Final Assessment and Investment Thesis.
This is the final piece of the puzzle that summarises the idea into an Investment Thesis. At this stage, it has passed all filters, the checklist, and the valuation and has proven to be investable. I try to ascertain he risks and the final inversion concept, why don’t I invest in this company?
The Thesis brings all the research together to reinforce my decision on why I am making this investment. Within this stage, I am also making portfolio positioning decisions based on my conviction in the idea. This is the area where I decide how much capital to allocate and the exit strategy. Even a buy-and-hold forever still needs an exit plan.
Final Decision and Thesis:
- Outline the key risks and the chances of them unfolding.
- Identify the areas that would trigger a sell decision.

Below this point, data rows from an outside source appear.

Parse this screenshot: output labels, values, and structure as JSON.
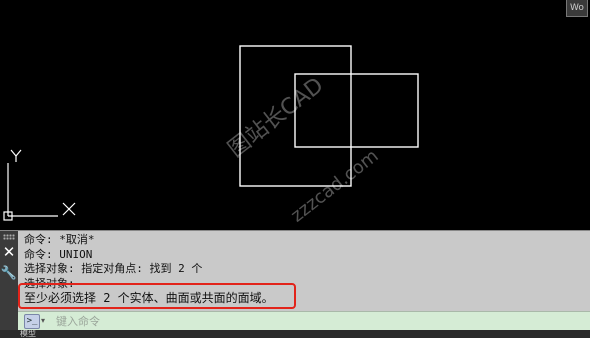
{
  "app": {
    "viewcube_label": "Wo"
  },
  "drawing": {
    "ucs_x_label": "X",
    "ucs_y_label": "Y",
    "watermark_lines": [
      "图站长CAD",
      "zzzcad.com"
    ]
  },
  "command_line": {
    "history": [
      "命令: *取消*",
      "命令: UNION",
      "选择对象: 指定对角点: 找到 2 个",
      "选择对象:",
      "至少必须选择 2 个实体、曲面或共面的面域。"
    ],
    "input_placeholder": "键入命令",
    "close_icon": "close-icon",
    "customize_icon": "wrench-icon",
    "prompt_icon": "command-prompt-icon"
  },
  "statusbar": {
    "tab_label": "模型"
  },
  "colors": {
    "canvas": "#000000",
    "geometry": "#ffffff",
    "panel": "#c9c9c9",
    "input": "#d5ecd5",
    "highlight": "#e2231a"
  }
}
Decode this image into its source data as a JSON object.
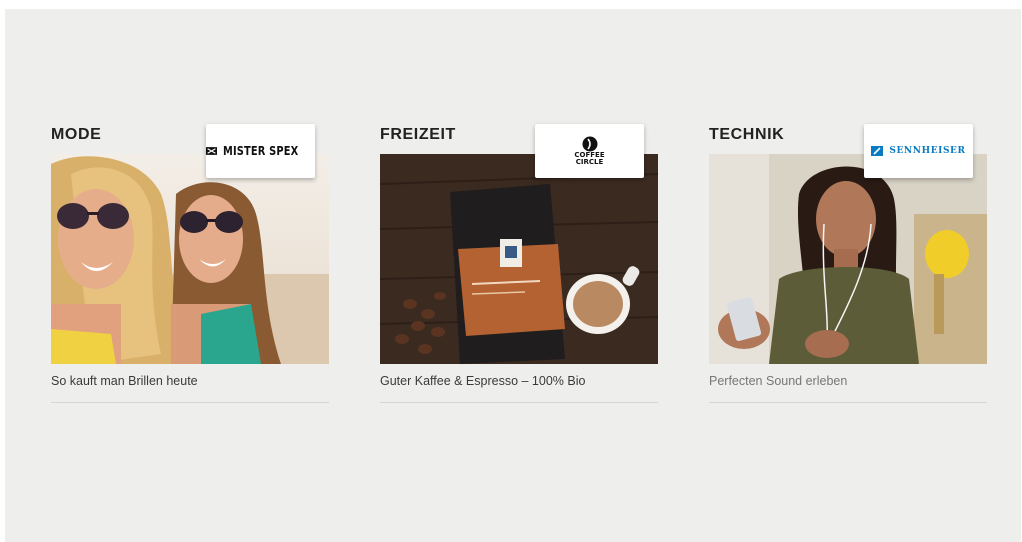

- Where does my conviction level sit against my current holdings?
- Does it stack up against my other holdings and warrant a concentrated position?
- Outline my sell strategy, is there a price in mind or a valuation?

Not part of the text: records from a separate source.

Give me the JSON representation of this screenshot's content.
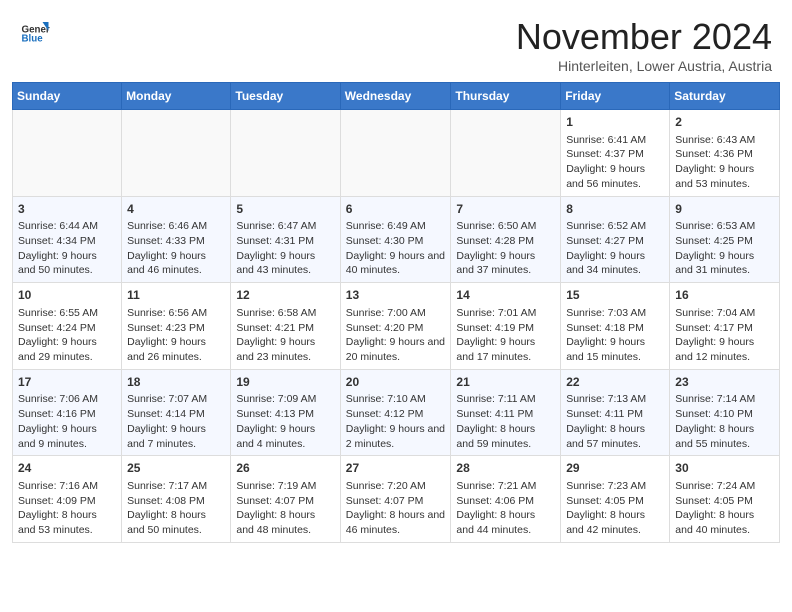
{
  "logo": {
    "general": "General",
    "blue": "Blue"
  },
  "header": {
    "month": "November 2024",
    "location": "Hinterleiten, Lower Austria, Austria"
  },
  "weekdays": [
    "Sunday",
    "Monday",
    "Tuesday",
    "Wednesday",
    "Thursday",
    "Friday",
    "Saturday"
  ],
  "weeks": [
    [
      {
        "day": "",
        "info": ""
      },
      {
        "day": "",
        "info": ""
      },
      {
        "day": "",
        "info": ""
      },
      {
        "day": "",
        "info": ""
      },
      {
        "day": "",
        "info": ""
      },
      {
        "day": "1",
        "info": "Sunrise: 6:41 AM\nSunset: 4:37 PM\nDaylight: 9 hours and 56 minutes."
      },
      {
        "day": "2",
        "info": "Sunrise: 6:43 AM\nSunset: 4:36 PM\nDaylight: 9 hours and 53 minutes."
      }
    ],
    [
      {
        "day": "3",
        "info": "Sunrise: 6:44 AM\nSunset: 4:34 PM\nDaylight: 9 hours and 50 minutes."
      },
      {
        "day": "4",
        "info": "Sunrise: 6:46 AM\nSunset: 4:33 PM\nDaylight: 9 hours and 46 minutes."
      },
      {
        "day": "5",
        "info": "Sunrise: 6:47 AM\nSunset: 4:31 PM\nDaylight: 9 hours and 43 minutes."
      },
      {
        "day": "6",
        "info": "Sunrise: 6:49 AM\nSunset: 4:30 PM\nDaylight: 9 hours and 40 minutes."
      },
      {
        "day": "7",
        "info": "Sunrise: 6:50 AM\nSunset: 4:28 PM\nDaylight: 9 hours and 37 minutes."
      },
      {
        "day": "8",
        "info": "Sunrise: 6:52 AM\nSunset: 4:27 PM\nDaylight: 9 hours and 34 minutes."
      },
      {
        "day": "9",
        "info": "Sunrise: 6:53 AM\nSunset: 4:25 PM\nDaylight: 9 hours and 31 minutes."
      }
    ],
    [
      {
        "day": "10",
        "info": "Sunrise: 6:55 AM\nSunset: 4:24 PM\nDaylight: 9 hours and 29 minutes."
      },
      {
        "day": "11",
        "info": "Sunrise: 6:56 AM\nSunset: 4:23 PM\nDaylight: 9 hours and 26 minutes."
      },
      {
        "day": "12",
        "info": "Sunrise: 6:58 AM\nSunset: 4:21 PM\nDaylight: 9 hours and 23 minutes."
      },
      {
        "day": "13",
        "info": "Sunrise: 7:00 AM\nSunset: 4:20 PM\nDaylight: 9 hours and 20 minutes."
      },
      {
        "day": "14",
        "info": "Sunrise: 7:01 AM\nSunset: 4:19 PM\nDaylight: 9 hours and 17 minutes."
      },
      {
        "day": "15",
        "info": "Sunrise: 7:03 AM\nSunset: 4:18 PM\nDaylight: 9 hours and 15 minutes."
      },
      {
        "day": "16",
        "info": "Sunrise: 7:04 AM\nSunset: 4:17 PM\nDaylight: 9 hours and 12 minutes."
      }
    ],
    [
      {
        "day": "17",
        "info": "Sunrise: 7:06 AM\nSunset: 4:16 PM\nDaylight: 9 hours and 9 minutes."
      },
      {
        "day": "18",
        "info": "Sunrise: 7:07 AM\nSunset: 4:14 PM\nDaylight: 9 hours and 7 minutes."
      },
      {
        "day": "19",
        "info": "Sunrise: 7:09 AM\nSunset: 4:13 PM\nDaylight: 9 hours and 4 minutes."
      },
      {
        "day": "20",
        "info": "Sunrise: 7:10 AM\nSunset: 4:12 PM\nDaylight: 9 hours and 2 minutes."
      },
      {
        "day": "21",
        "info": "Sunrise: 7:11 AM\nSunset: 4:11 PM\nDaylight: 8 hours and 59 minutes."
      },
      {
        "day": "22",
        "info": "Sunrise: 7:13 AM\nSunset: 4:11 PM\nDaylight: 8 hours and 57 minutes."
      },
      {
        "day": "23",
        "info": "Sunrise: 7:14 AM\nSunset: 4:10 PM\nDaylight: 8 hours and 55 minutes."
      }
    ],
    [
      {
        "day": "24",
        "info": "Sunrise: 7:16 AM\nSunset: 4:09 PM\nDaylight: 8 hours and 53 minutes."
      },
      {
        "day": "25",
        "info": "Sunrise: 7:17 AM\nSunset: 4:08 PM\nDaylight: 8 hours and 50 minutes."
      },
      {
        "day": "26",
        "info": "Sunrise: 7:19 AM\nSunset: 4:07 PM\nDaylight: 8 hours and 48 minutes."
      },
      {
        "day": "27",
        "info": "Sunrise: 7:20 AM\nSunset: 4:07 PM\nDaylight: 8 hours and 46 minutes."
      },
      {
        "day": "28",
        "info": "Sunrise: 7:21 AM\nSunset: 4:06 PM\nDaylight: 8 hours and 44 minutes."
      },
      {
        "day": "29",
        "info": "Sunrise: 7:23 AM\nSunset: 4:05 PM\nDaylight: 8 hours and 42 minutes."
      },
      {
        "day": "30",
        "info": "Sunrise: 7:24 AM\nSunset: 4:05 PM\nDaylight: 8 hours and 40 minutes."
      }
    ]
  ]
}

- What is the time horizon to hold this position?
Hesitancy and Emotional Check.
During the investment process, emotions can often get in the way. It’s important to recognize these emotions and put them aside at certain stages. I myself have made mistakes in the past due to these emotional factors. But I try to counteract these feelings with a sound investment process.

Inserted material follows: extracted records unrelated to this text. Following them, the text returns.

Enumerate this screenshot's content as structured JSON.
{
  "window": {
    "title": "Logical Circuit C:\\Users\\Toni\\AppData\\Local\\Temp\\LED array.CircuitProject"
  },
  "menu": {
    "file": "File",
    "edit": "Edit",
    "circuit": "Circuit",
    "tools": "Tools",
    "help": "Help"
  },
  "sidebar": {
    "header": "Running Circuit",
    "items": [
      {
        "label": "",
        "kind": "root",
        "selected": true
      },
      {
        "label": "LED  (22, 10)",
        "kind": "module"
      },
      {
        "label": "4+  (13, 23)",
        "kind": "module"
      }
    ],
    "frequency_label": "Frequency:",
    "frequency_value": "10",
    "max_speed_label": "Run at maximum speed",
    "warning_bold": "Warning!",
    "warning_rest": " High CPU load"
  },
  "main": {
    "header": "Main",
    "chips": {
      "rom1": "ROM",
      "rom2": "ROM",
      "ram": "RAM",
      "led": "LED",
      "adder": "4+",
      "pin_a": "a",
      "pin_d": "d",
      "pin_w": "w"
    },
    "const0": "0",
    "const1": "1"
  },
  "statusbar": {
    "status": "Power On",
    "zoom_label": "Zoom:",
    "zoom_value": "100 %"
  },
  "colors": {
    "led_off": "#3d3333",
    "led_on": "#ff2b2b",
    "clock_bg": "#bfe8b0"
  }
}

Accepting that mistakes are inevitable is the first step to avoiding them. I’ve let my ego drive decisions and overconfidence has led to permanent capital loss. I’ve also lost capital by skipping stages and allowing emotions to influence my decisions.
Therefore, during certain stages of the investment process, especially at the end when conducting my final thesis, I am mindful of these areas and try to address them. If I am hesitant about an investment, I sleep on the idea. If I am still hesitant, I add it to a watchlist. As a private investor, I don’t have any KPIs or anyone to report to, so I am on my own timeline.
Emotional Checklist of areas:
- Is the idea and capital allocation making me nervous?
- Am I being independent or swayed by other people’s analysis and assessment?
- Never buy now and research later. Have I skipped steps to avoid putting in the work?
- Am I looking for confirming evidence and ignoring confirmation bias?
- Social proof influence from the chat rooms and other influences?
- Is there an ego perspective that because I am researching it, it’s a multibagger?
- Am I overconfident in understanding the business model and how the company makes money?
Once I have mentally gone over these questions I wrap up everything with a BUY!
In Summary…
This is the investment process I follow. It outlines the stages required to invest in worthy ideas. Building this process takes time, but after staying committed for a while, you will develop a watchlist of investable ideas, filter out a large portion of the markets and narrow down your process to eliminate poor investments.
As you gain more experience, you will get better at identifying opportunities, valuing businesses more efficiently, and understanding your portfolio structuring. There is no one-size-fits-all approach, and you will evolve and adapt as an investor, fine-tuning your process over the years and many buy and sell decisions.
It does become easier over time. For me, focusing on removing companies with poor fundamentals that will never be investable means I won’t have to keep sifting through the same ideas. Once I created a database of companies and consolidated all my research, I could look back and within a few minutes see a company and whether I had already reviewed it and why I said no. This became valuable after hundreds of company reviews.
Start thinking about how your investment process can be systemised and work through each of the components of this section. Hopefully, it gives you enough to at least start developing the right framework that guides your stock selection.